CES went virtual last week with the usual pros and cons. With Vegas quiet this year due to the COVID Pandemic CES will be on-line only for the industry heavy hitters from hi tech electronics, telecommunications, computers, auto industry and a variety of other smaller companies from healthcare products and robotics…including those sci-fi looking robot “people” who apparently can do more than humans on many levels.
Browsing the tech sections of on-line news feeds, the headlines are leaning towards bigger, thinner, tech packed TV’s and monitor screens, followed by foldable/flexible screens for phones and laptops. As we could predict, robots are big – everything from sanitizing machines, robotic pets and one that will clean the house and pour you a glass of wine at the end of the day (Once again The Jetsons predicted our future)
What was Different?
The virtual General Sessions, complete with industry panelists, will address the more than 150,000 attendees, NOT from Vegas, but from various production studios around the country to the worldwide audience. Car Tech will be huge, along with big consumer names WALMART, Samsung, LG, AT&T, Yada, Yada, Yada.
Forecasting the Future
According to USA Today, the CTA, (The Consumer Technology Association) which runs CES, made the decision to go virtual in early 2020 with the expectation that January of ‘21 would be peak season for COVID. (Right on Target!) To make the shift CTA chose Microsoft Teams to create the on-line world due to several major important factors – customization, cybersecurity, a huge cloud to handle the traffic and they had the experience hosting their own live events.
Early indications are that the Virtual CES is a success! The numbers went up from 1800 to
2000 participating companies with past exhibitors choosing to expand their content and offerings to this year’s wider, virtual audience. An added benefit of the digital show allows attendees and the press to have access for 30 days from the close of the show granting additional press coverage, as well as an extra opportunity for companies and customers to connect. Subsequently, the audience has grown more inclusive with active global participation of attendees that would not traditionally travel to Vegas for 4 days of late-night networking events, sensory overloaded treks through the yellow-brick-road of gadgets and tech booths, shoved in countless convention halls and event spaces.

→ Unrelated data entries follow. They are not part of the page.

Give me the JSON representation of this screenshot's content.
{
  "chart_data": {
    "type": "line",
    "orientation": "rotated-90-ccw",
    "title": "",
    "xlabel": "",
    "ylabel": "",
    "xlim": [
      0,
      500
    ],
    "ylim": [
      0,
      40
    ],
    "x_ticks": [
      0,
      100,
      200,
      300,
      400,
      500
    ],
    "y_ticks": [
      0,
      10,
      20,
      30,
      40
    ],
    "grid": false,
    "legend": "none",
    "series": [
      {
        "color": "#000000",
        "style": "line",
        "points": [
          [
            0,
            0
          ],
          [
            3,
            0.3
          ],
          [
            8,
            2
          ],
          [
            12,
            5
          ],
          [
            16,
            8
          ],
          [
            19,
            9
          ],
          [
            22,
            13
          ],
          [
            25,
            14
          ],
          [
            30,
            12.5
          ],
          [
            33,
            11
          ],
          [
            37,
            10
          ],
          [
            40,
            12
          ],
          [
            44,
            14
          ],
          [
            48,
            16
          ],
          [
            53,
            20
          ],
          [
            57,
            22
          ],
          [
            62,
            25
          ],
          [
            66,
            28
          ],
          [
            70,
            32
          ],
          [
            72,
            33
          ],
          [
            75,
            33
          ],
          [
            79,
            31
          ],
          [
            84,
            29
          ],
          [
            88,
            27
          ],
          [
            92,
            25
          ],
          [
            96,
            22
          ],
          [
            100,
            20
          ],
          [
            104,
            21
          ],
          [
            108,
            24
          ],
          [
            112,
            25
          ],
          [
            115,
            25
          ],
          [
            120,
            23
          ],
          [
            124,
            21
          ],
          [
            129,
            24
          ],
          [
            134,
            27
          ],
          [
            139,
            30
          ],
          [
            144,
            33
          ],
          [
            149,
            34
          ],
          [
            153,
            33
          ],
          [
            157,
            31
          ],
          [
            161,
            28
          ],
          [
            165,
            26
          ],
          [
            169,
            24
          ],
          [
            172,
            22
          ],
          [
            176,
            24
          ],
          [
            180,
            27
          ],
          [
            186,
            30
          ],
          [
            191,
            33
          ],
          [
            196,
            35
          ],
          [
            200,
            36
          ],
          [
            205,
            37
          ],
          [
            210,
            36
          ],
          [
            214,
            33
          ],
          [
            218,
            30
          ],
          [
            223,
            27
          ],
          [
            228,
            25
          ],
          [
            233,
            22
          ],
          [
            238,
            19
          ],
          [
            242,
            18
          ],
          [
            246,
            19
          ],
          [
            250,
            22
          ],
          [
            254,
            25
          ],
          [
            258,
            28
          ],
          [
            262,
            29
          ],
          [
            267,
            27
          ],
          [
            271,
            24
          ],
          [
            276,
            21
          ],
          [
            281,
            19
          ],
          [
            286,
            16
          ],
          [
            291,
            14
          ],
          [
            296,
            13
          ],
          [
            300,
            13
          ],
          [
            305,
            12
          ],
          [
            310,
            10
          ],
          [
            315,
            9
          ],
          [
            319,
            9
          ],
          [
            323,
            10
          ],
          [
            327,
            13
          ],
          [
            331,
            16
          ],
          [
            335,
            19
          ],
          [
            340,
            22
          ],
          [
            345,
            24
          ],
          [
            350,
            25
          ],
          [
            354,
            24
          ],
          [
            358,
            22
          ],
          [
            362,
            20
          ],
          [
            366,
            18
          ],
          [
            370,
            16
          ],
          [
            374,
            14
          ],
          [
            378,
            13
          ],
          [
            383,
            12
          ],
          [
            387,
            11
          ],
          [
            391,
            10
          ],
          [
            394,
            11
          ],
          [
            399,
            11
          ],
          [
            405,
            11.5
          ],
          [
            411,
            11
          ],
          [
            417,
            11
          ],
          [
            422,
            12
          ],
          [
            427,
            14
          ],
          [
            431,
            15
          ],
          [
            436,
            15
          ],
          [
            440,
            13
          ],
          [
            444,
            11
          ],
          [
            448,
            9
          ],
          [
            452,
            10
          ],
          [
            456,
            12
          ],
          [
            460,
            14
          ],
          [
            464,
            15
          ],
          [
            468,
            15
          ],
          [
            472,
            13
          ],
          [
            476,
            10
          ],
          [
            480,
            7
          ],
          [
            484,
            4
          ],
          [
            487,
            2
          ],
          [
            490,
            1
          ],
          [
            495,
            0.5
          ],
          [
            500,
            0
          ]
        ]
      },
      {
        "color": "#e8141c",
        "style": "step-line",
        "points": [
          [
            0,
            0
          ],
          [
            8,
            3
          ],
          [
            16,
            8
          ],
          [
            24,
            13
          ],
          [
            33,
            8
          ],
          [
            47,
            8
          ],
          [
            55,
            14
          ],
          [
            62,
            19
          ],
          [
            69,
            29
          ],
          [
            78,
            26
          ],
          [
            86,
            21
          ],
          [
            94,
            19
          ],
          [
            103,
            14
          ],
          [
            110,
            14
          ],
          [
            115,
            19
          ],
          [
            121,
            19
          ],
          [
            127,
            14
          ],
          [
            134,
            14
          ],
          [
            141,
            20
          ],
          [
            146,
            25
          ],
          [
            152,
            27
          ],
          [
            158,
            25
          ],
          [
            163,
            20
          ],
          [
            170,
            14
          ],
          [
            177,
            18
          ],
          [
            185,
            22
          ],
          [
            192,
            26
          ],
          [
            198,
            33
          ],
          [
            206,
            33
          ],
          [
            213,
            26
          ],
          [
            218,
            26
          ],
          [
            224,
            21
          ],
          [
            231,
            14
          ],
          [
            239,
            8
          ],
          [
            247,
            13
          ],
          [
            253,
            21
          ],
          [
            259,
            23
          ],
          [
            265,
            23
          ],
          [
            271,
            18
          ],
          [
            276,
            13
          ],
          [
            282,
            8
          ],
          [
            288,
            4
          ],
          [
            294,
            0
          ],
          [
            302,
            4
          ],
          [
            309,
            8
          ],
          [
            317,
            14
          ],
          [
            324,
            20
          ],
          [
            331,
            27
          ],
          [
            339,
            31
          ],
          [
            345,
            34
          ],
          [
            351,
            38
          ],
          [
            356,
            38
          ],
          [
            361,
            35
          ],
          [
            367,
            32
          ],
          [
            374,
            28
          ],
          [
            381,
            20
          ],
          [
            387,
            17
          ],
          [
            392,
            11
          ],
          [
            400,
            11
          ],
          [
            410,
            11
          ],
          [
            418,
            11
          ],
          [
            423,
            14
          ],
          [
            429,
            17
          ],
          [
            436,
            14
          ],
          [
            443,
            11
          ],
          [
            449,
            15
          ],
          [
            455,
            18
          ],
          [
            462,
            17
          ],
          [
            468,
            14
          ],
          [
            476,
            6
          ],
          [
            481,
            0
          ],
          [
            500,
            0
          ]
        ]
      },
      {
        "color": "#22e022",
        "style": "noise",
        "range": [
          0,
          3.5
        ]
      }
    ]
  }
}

Another indication that the show will be success is the price of admission.
The Dollars & Sense
CES2020 registration costs ranged from $300 (exhibitor only pass) to $1700 (all access/conference pass).Where CES2021 offered and early-bird discount of $149 and regular access pass of $499 admission
For exhibitors, the costs savings are significant from virtual to the “in-person” experience due to the variety of costs associated with building and presenting a physical booth for 4 days in Las Vegas. The T&E savings alone will be a corporate procurement manager’s “sticking-point” of an argument that only virtual is the solution to trade-show activity moving forward.

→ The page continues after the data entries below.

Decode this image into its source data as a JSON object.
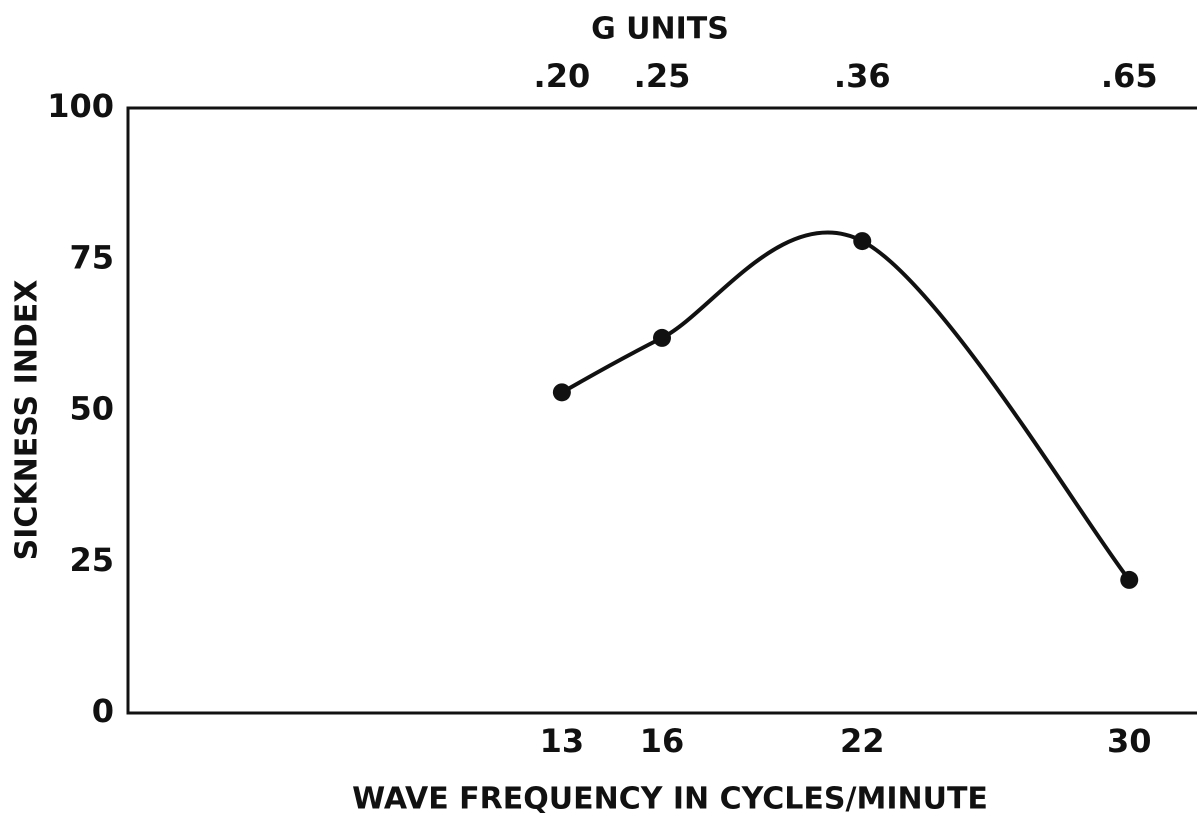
{
  "chart_data": {
    "type": "line",
    "x_label": "WAVE FREQUENCY IN CYCLES/MINUTE",
    "y_label": "SICKNESS INDEX",
    "x2_label": "G UNITS",
    "x": [
      13,
      16,
      22,
      30
    ],
    "values": [
      53,
      62,
      78,
      22
    ],
    "color": "#111111",
    "xlim": [
      0,
      32
    ],
    "xticks": [
      13,
      16,
      22,
      30
    ],
    "x2ticks": [
      {
        "value": 0.2,
        "label": ".20"
      },
      {
        "value": 0.25,
        "label": ".25"
      },
      {
        "value": 0.36,
        "label": ".36"
      },
      {
        "value": 0.65,
        "label": ".65"
      }
    ],
    "ylim": [
      0,
      100
    ],
    "yticks": [
      0,
      25,
      50,
      75,
      100
    ],
    "grid": false
  }
}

Savvy Marketers will need to present counter arguments that “only virtual” is a risk to their brand when the world cycles out of COVID protocols. People still want to “kick the tires and smell the leather of a new car” is definitely a starting point.

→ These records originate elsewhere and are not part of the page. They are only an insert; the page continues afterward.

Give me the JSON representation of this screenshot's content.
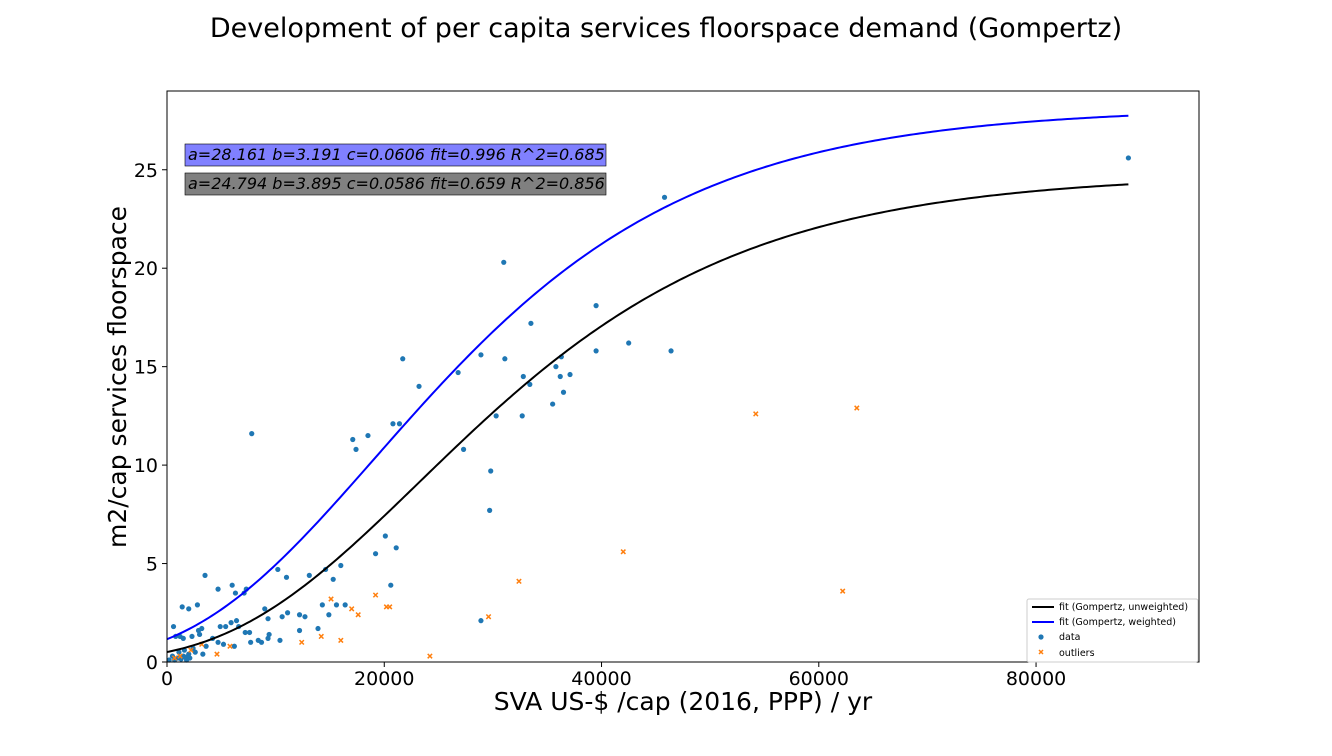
{
  "chart_data": {
    "type": "scatter",
    "title": "Development of per capita services floorspace demand (Gompertz)",
    "xlabel": "SVA US-$ /cap (2016, PPP) / yr",
    "ylabel": "m2/cap services floorspace",
    "xlim": [
      0,
      95000
    ],
    "ylim": [
      0,
      29
    ],
    "x_ticks": [
      0,
      20000,
      40000,
      60000,
      80000
    ],
    "y_ticks": [
      0,
      5,
      10,
      15,
      20,
      25
    ],
    "grid": false,
    "legend_position": "bottom-right",
    "annotations": [
      {
        "text": "a=28.161 b=3.191 c=0.0606 fit=0.996 R^2=0.685",
        "color": "#8080ff"
      },
      {
        "text": "a=24.794 b=3.895 c=0.0586 fit=0.659 R^2=0.856",
        "color": "#808080"
      }
    ],
    "curves": [
      {
        "name": "fit (Gompertz, unweighted)",
        "color": "#000000",
        "a": 24.794,
        "b": 3.895,
        "c": 0.0586,
        "x_range": [
          0,
          88500
        ]
      },
      {
        "name": "fit (Gompertz, weighted)",
        "color": "#0000ff",
        "a": 28.161,
        "b": 3.191,
        "c": 0.0606,
        "x_range": [
          0,
          88500
        ]
      }
    ],
    "series": [
      {
        "name": "data",
        "color": "#1f77b4",
        "marker": "circle",
        "points": [
          [
            88500,
            25.6
          ],
          [
            45800,
            23.6
          ],
          [
            31000,
            20.3
          ],
          [
            39500,
            18.1
          ],
          [
            33500,
            17.2
          ],
          [
            42500,
            16.2
          ],
          [
            46400,
            15.8
          ],
          [
            39500,
            15.8
          ],
          [
            21700,
            15.4
          ],
          [
            28900,
            15.6
          ],
          [
            31100,
            15.4
          ],
          [
            36300,
            15.5
          ],
          [
            35800,
            15.0
          ],
          [
            37100,
            14.6
          ],
          [
            36200,
            14.5
          ],
          [
            32800,
            14.5
          ],
          [
            33400,
            14.1
          ],
          [
            26800,
            14.7
          ],
          [
            23200,
            14.0
          ],
          [
            36500,
            13.7
          ],
          [
            35500,
            13.1
          ],
          [
            30300,
            12.5
          ],
          [
            32700,
            12.5
          ],
          [
            20800,
            12.1
          ],
          [
            21400,
            12.1
          ],
          [
            18500,
            11.5
          ],
          [
            17100,
            11.3
          ],
          [
            7800,
            11.6
          ],
          [
            17400,
            10.8
          ],
          [
            27300,
            10.8
          ],
          [
            29800,
            9.7
          ],
          [
            29700,
            7.7
          ],
          [
            20100,
            6.4
          ],
          [
            21100,
            5.8
          ],
          [
            19200,
            5.5
          ],
          [
            28900,
            2.1
          ],
          [
            20600,
            3.9
          ],
          [
            16000,
            4.9
          ],
          [
            14600,
            4.7
          ],
          [
            15300,
            4.2
          ],
          [
            13100,
            4.4
          ],
          [
            10200,
            4.7
          ],
          [
            11000,
            4.3
          ],
          [
            3500,
            4.4
          ],
          [
            6000,
            3.9
          ],
          [
            7300,
            3.7
          ],
          [
            4700,
            3.7
          ],
          [
            7100,
            3.5
          ],
          [
            6300,
            3.5
          ],
          [
            1400,
            2.8
          ],
          [
            2000,
            2.7
          ],
          [
            2800,
            2.9
          ],
          [
            9000,
            2.7
          ],
          [
            11100,
            2.5
          ],
          [
            12200,
            2.4
          ],
          [
            12700,
            2.3
          ],
          [
            10600,
            2.3
          ],
          [
            9300,
            2.2
          ],
          [
            14300,
            2.9
          ],
          [
            15600,
            2.9
          ],
          [
            16400,
            2.9
          ],
          [
            13900,
            1.7
          ],
          [
            12200,
            1.6
          ],
          [
            14900,
            2.4
          ],
          [
            6400,
            2.1
          ],
          [
            6600,
            1.8
          ],
          [
            5900,
            2.0
          ],
          [
            5400,
            1.8
          ],
          [
            4900,
            1.8
          ],
          [
            2900,
            1.6
          ],
          [
            3200,
            1.7
          ],
          [
            2300,
            1.3
          ],
          [
            600,
            1.8
          ],
          [
            800,
            1.3
          ],
          [
            1200,
            1.3
          ],
          [
            1500,
            1.2
          ],
          [
            7200,
            1.5
          ],
          [
            7600,
            1.5
          ],
          [
            9400,
            1.4
          ],
          [
            9300,
            1.2
          ],
          [
            10400,
            1.1
          ],
          [
            8400,
            1.1
          ],
          [
            8700,
            1.0
          ],
          [
            7700,
            1.0
          ],
          [
            3000,
            1.4
          ],
          [
            4200,
            1.2
          ],
          [
            4700,
            1.0
          ],
          [
            5200,
            0.9
          ],
          [
            6200,
            0.8
          ],
          [
            3600,
            0.8
          ],
          [
            2400,
            0.7
          ],
          [
            1600,
            0.6
          ],
          [
            1100,
            0.5
          ],
          [
            2000,
            0.4
          ],
          [
            2600,
            0.5
          ],
          [
            3300,
            0.4
          ],
          [
            500,
            0.3
          ],
          [
            1000,
            0.2
          ],
          [
            1300,
            0.15
          ],
          [
            1500,
            0.3
          ],
          [
            1700,
            0.25
          ],
          [
            2100,
            0.2
          ],
          [
            200,
            0.1
          ],
          [
            700,
            0.1
          ],
          [
            1800,
            0.1
          ]
        ]
      },
      {
        "name": "outliers",
        "color": "#ff7f0e",
        "marker": "x",
        "points": [
          [
            63500,
            12.9
          ],
          [
            54200,
            12.6
          ],
          [
            42000,
            5.6
          ],
          [
            62200,
            3.6
          ],
          [
            32400,
            4.1
          ],
          [
            29600,
            2.3
          ],
          [
            24200,
            0.3
          ],
          [
            19200,
            3.4
          ],
          [
            20200,
            2.8
          ],
          [
            20500,
            2.8
          ],
          [
            15100,
            3.2
          ],
          [
            17000,
            2.7
          ],
          [
            17600,
            2.4
          ],
          [
            16000,
            1.1
          ],
          [
            14200,
            1.3
          ],
          [
            12400,
            1.0
          ],
          [
            4600,
            0.4
          ],
          [
            5800,
            0.8
          ],
          [
            3200,
            0.9
          ],
          [
            2200,
            0.6
          ],
          [
            1200,
            0.3
          ],
          [
            700,
            0.2
          ]
        ]
      }
    ]
  }
}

Hybrid Events will be the solution – a combination of virtual and in person experiences – resulting in smaller investment/travel for management teams and marketing dollars.
Post show reports will review the analytics and by all measures it will be a success. However, there are many that expressed the loss of the in-person experience. A BBC article quotes several industry analysts bemoaning the fact that “seeing products in real life and networking are without a doubt the two biggest reasons to attend CES and it will be very hard to replicate these two digitally.”
Small companies, the hidden gems of emerging tech, is also a driving factor in the success of CES. Finding those gems in the Cloud, regardless of how long the content is available, will be a hard chore for some. And really, isn’t it way cooler to watch a robot pour you glass of wine, and offer it in person?
NOTE: The Consumer Technology Association is a standards and trade organization representing more than 2,200 consumer technology companies in the United States. CTA works to influence public policy, holds events such as the Consumer Electronics Show and CES Asia, conducts market research, and helps its members and regulators implement technical standards.